Le principe était vraiment de dire à l’usager que la rénovation énergétique est faisable et que nous pouvons l’accompagner.

C’est vrai que les particuliers peuvent avoir peur de se lancer dans ce type de travaux. Comment les aider à passer le cap ?

Depuis 2020, je constate une évolution des mentalités. Les premiers appels concernaient des personnes avec une réflexion avancée sur la sensibilisation. Il y a trois éléments : l’amélioration du confort, la baisse de la facture énergétique et la possibilité pour le patrimoine de garder sa valeur dans le temps.

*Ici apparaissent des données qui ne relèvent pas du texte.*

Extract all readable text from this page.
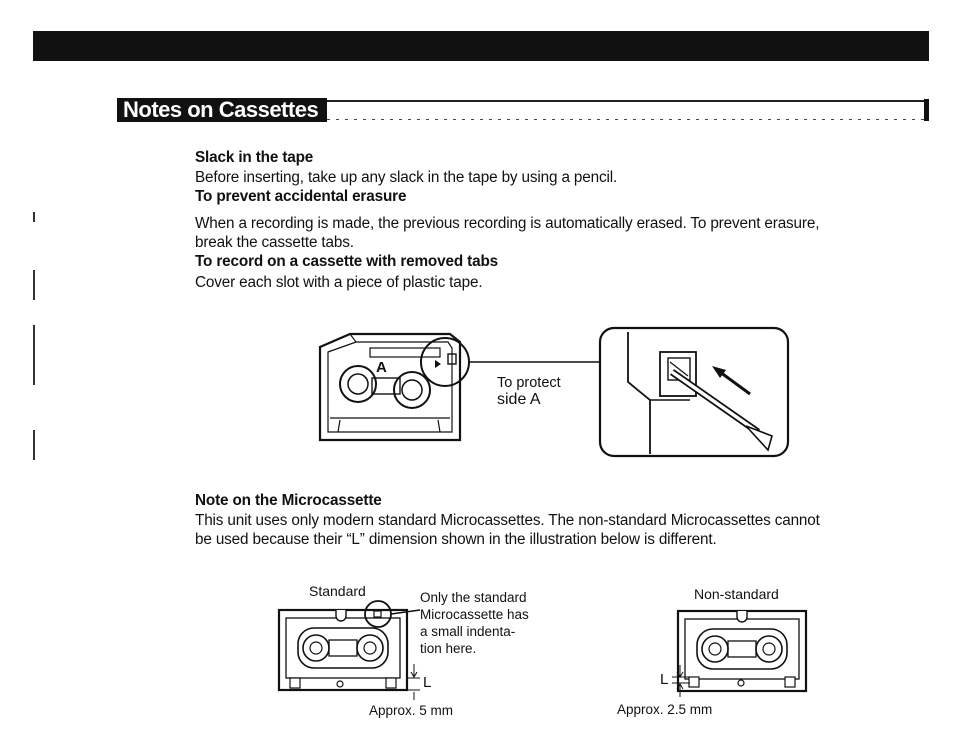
Notes on Cassettes
Slack in the tape
Before inserting, take up any slack in the tape by using a pencil.
To prevent accidental erasure
When a recording is made, the previous recording is automatically erased. To prevent erasure,
break the cassette tabs.
To record on a cassette with removed tabs
Cover each slot with a piece of plastic tape.
A
To protect
side A
Note on the Microcassette
This unit uses only modern standard Microcassettes. The non-standard Microcassettes cannot
be used because their “L” dimension shown in the illustration below is different.
Standard	Non-standard
Only the standard
Microcassette has
a small indenta-
tion here.
L
Approx. 5 mm
L
Approx. 2.5 mm
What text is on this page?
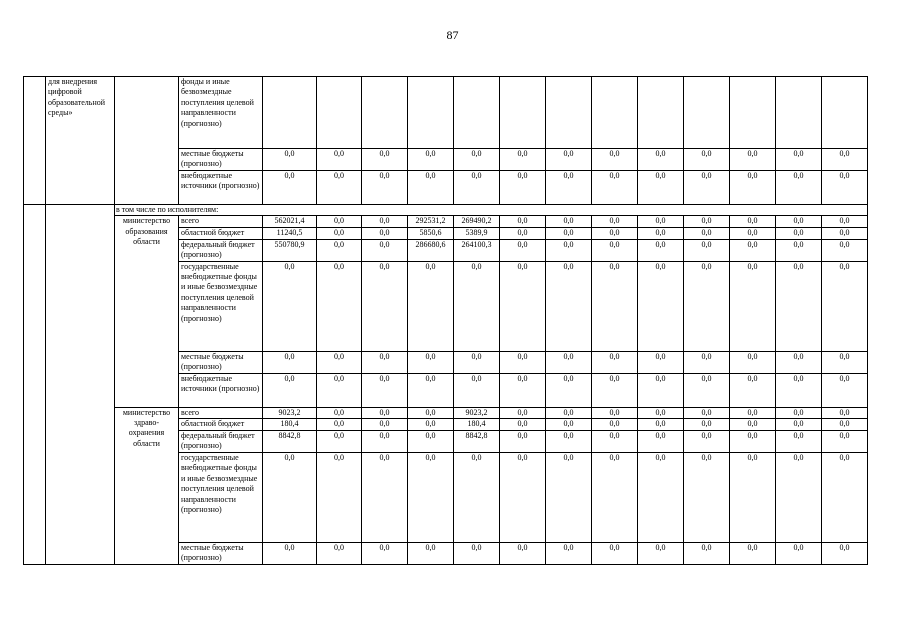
87
	для внедрения цифровой образовательной среды»		фонды и иные безвозмездные поступления целевой направленности (прогнозно)													
			местные бюджеты (прогнозно)	0,0	0,0	0,0	0,0	0,0	0,0	0,0	0,0	0,0	0,0	0,0	0,0	0,0
			внебюджетные источники (прогнозно)	0,0	0,0	0,0	0,0	0,0	0,0	0,0	0,0	0,0	0,0	0,0	0,0	0,0
		в том числе по исполнителям:														
		министерство образования области	всего	562021,4	0,0	0,0	292531,2	269490,2	0,0	0,0	0,0	0,0	0,0	0,0	0,0	0,0
			областной бюджет	11240,5	0,0	0,0	5850,6	5389,9	0,0	0,0	0,0	0,0	0,0	0,0	0,0	0,0
			федеральный бюджет (прогнозно)	550780,9	0,0	0,0	286680,6	264100,3	0,0	0,0	0,0	0,0	0,0	0,0	0,0	0,0
			государственные внебюджетные фонды и иные безвозмездные поступления целевой направленности (прогнозно)	0,0	0,0	0,0	0,0	0,0	0,0	0,0	0,0	0,0	0,0	0,0	0,0	0,0
			местные бюджеты (прогнозно)	0,0	0,0	0,0	0,0	0,0	0,0	0,0	0,0	0,0	0,0	0,0	0,0	0,0
			внебюджетные источники (прогнозно)	0,0	0,0	0,0	0,0	0,0	0,0	0,0	0,0	0,0	0,0	0,0	0,0	0,0
		министерство здраво-охранения области	всего	9023,2	0,0	0,0	0,0	9023,2	0,0	0,0	0,0	0,0	0,0	0,0	0,0	0,0
			областной бюджет	180,4	0,0	0,0	0,0	180,4	0,0	0,0	0,0	0,0	0,0	0,0	0,0	0,0
			федеральный бюджет (прогнозно)	8842,8	0,0	0,0	0,0	8842,8	0,0	0,0	0,0	0,0	0,0	0,0	0,0	0,0
			государственные внебюджетные фонды и иные безвозмездные поступления целевой направленности (прогнозно)	0,0	0,0	0,0	0,0	0,0	0,0	0,0	0,0	0,0	0,0	0,0	0,0	0,0
			местные бюджеты (прогнозно)	0,0	0,0	0,0	0,0	0,0	0,0	0,0	0,0	0,0	0,0	0,0	0,0	0,0
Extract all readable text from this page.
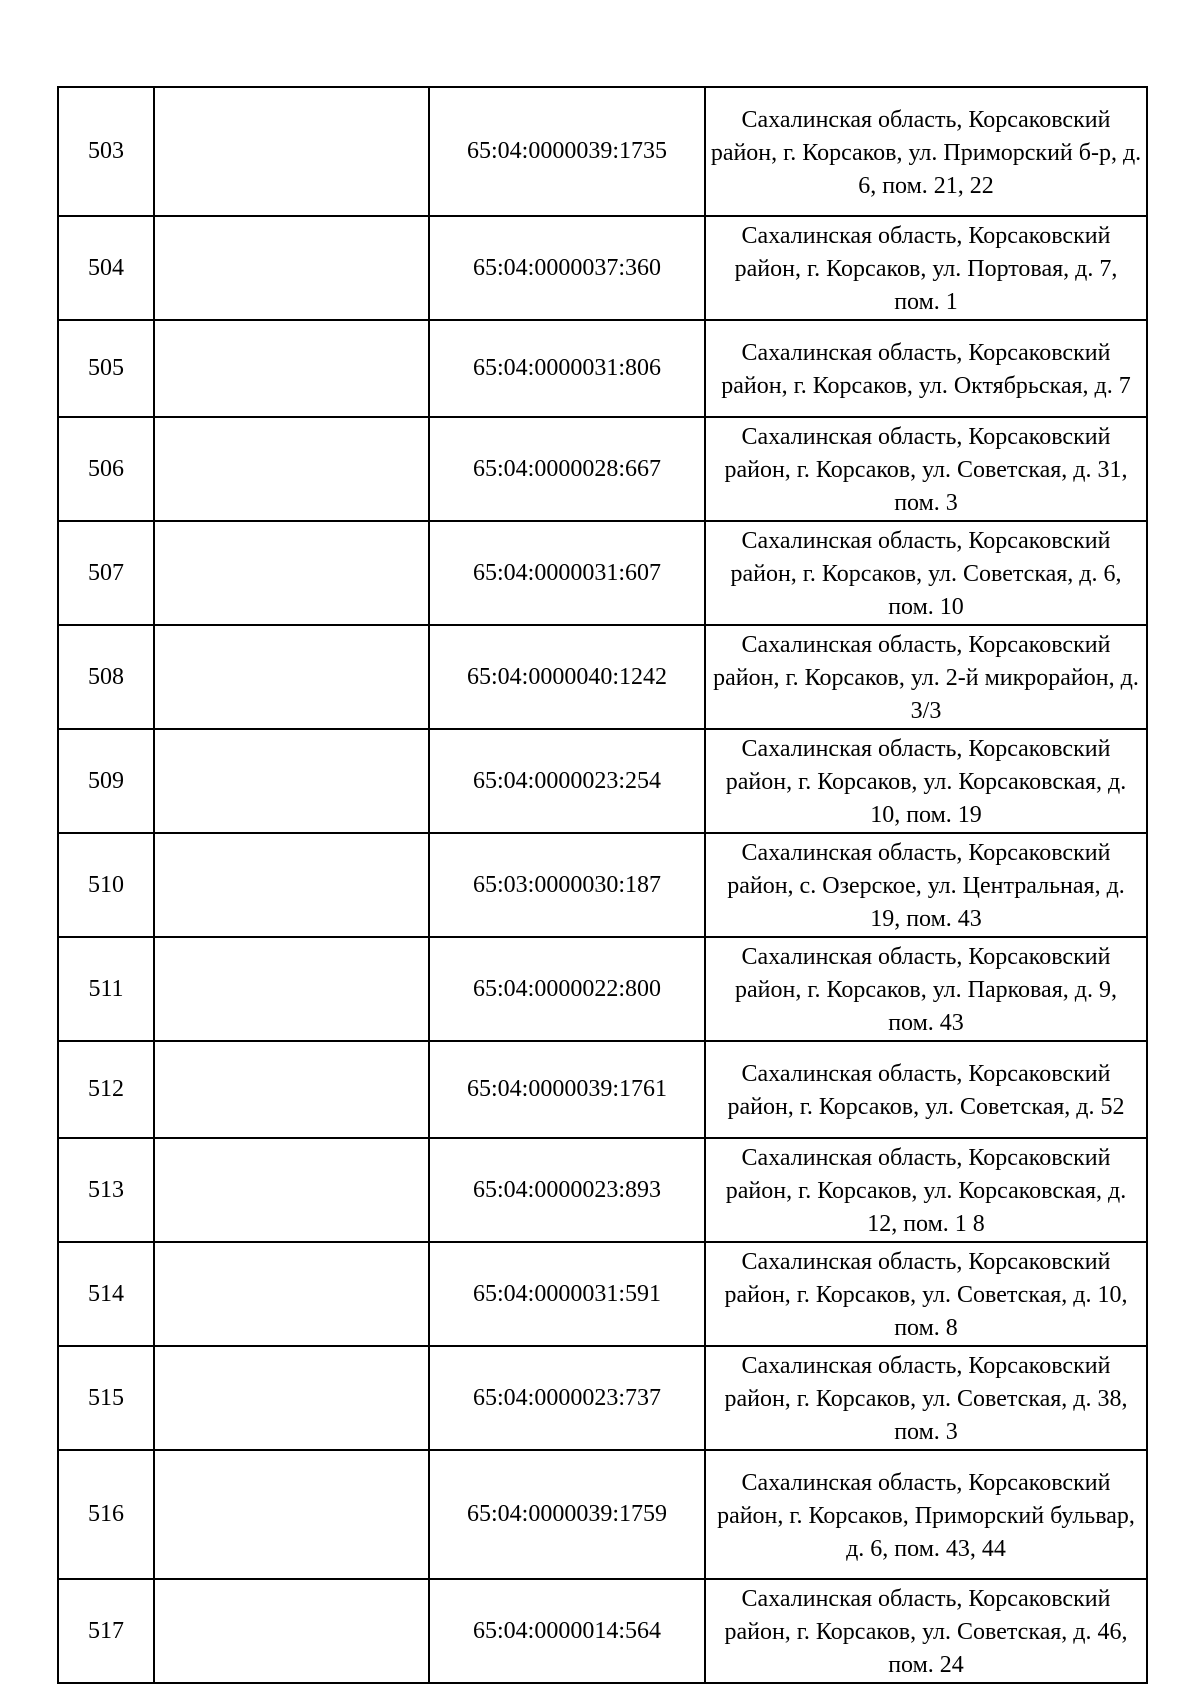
503		65:04:0000039:1735	Сахалинская область, Корсаковский район, г. Корсаков, ул. Приморский б-р, д. 6, пом. 21, 22

504		65:04:0000037:360	Сахалинская область, Корсаковский район, г. Корсаков, ул. Портовая, д. 7, пом. 1

505		65:04:0000031:806	Сахалинская область, Корсаковский район, г. Корсаков, ул. Октябрьская, д. 7

506		65:04:0000028:667	Сахалинская область, Корсаковский район, г. Корсаков, ул. Советская, д. 31, пом. 3

507		65:04:0000031:607	Сахалинская область, Корсаковский район, г. Корсаков, ул. Советская, д. 6, пом. 10

508		65:04:0000040:1242	Сахалинская область, Корсаковский район, г. Корсаков, ул. 2-й микрорайон, д. 3/3

509		65:04:0000023:254	Сахалинская область, Корсаковский район, г. Корсаков, ул. Корсаковская, д. 10, пом. 19

510		65:03:0000030:187	Сахалинская область, Корсаковский район, с. Озерское, ул. Центральная, д. 19, пом. 43

511		65:04:0000022:800	Сахалинская область, Корсаковский район, г. Корсаков, ул. Парковая, д. 9, пом. 43

512		65:04:0000039:1761	Сахалинская область, Корсаковский район, г. Корсаков, ул. Советская, д. 52

513		65:04:0000023:893	Сахалинская область, Корсаковский район, г. Корсаков, ул. Корсаковская, д. 12, пом. 1 8

514		65:04:0000031:591	Сахалинская область, Корсаковский район, г. Корсаков, ул. Советская, д. 10, пом. 8

515		65:04:0000023:737	Сахалинская область, Корсаковский район, г. Корсаков, ул. Советская, д. 38, пом. 3

516		65:04:0000039:1759	Сахалинская область, Корсаковский район, г. Корсаков, Приморский бульвар, д. 6, пом. 43, 44

517		65:04:0000014:564	Сахалинская область, Корсаковский район, г. Корсаков, ул. Советская, д. 46, пом. 24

Depuis 18 mois, nous avons aussi des appels évoquant une sensibilisation à l’environnement, à la nécessité de la décarbonation. La sensibilisation est là et les gens sont motivés. De nombreuses aides sont proposées. Beaucoup d’informations sont fournies par les médias, les professionnels du bâtiment ou les pouvoirs publics. C’est compliqué pour l’usager de s’y retrouver. Notre volonté actuelle est vraiment de dispenser un conseil non-commercial pour « guider l’usager de son souhait de rénover jusqu’à la réalisation des travaux »

Quelles ont été les étapes de mise en place ?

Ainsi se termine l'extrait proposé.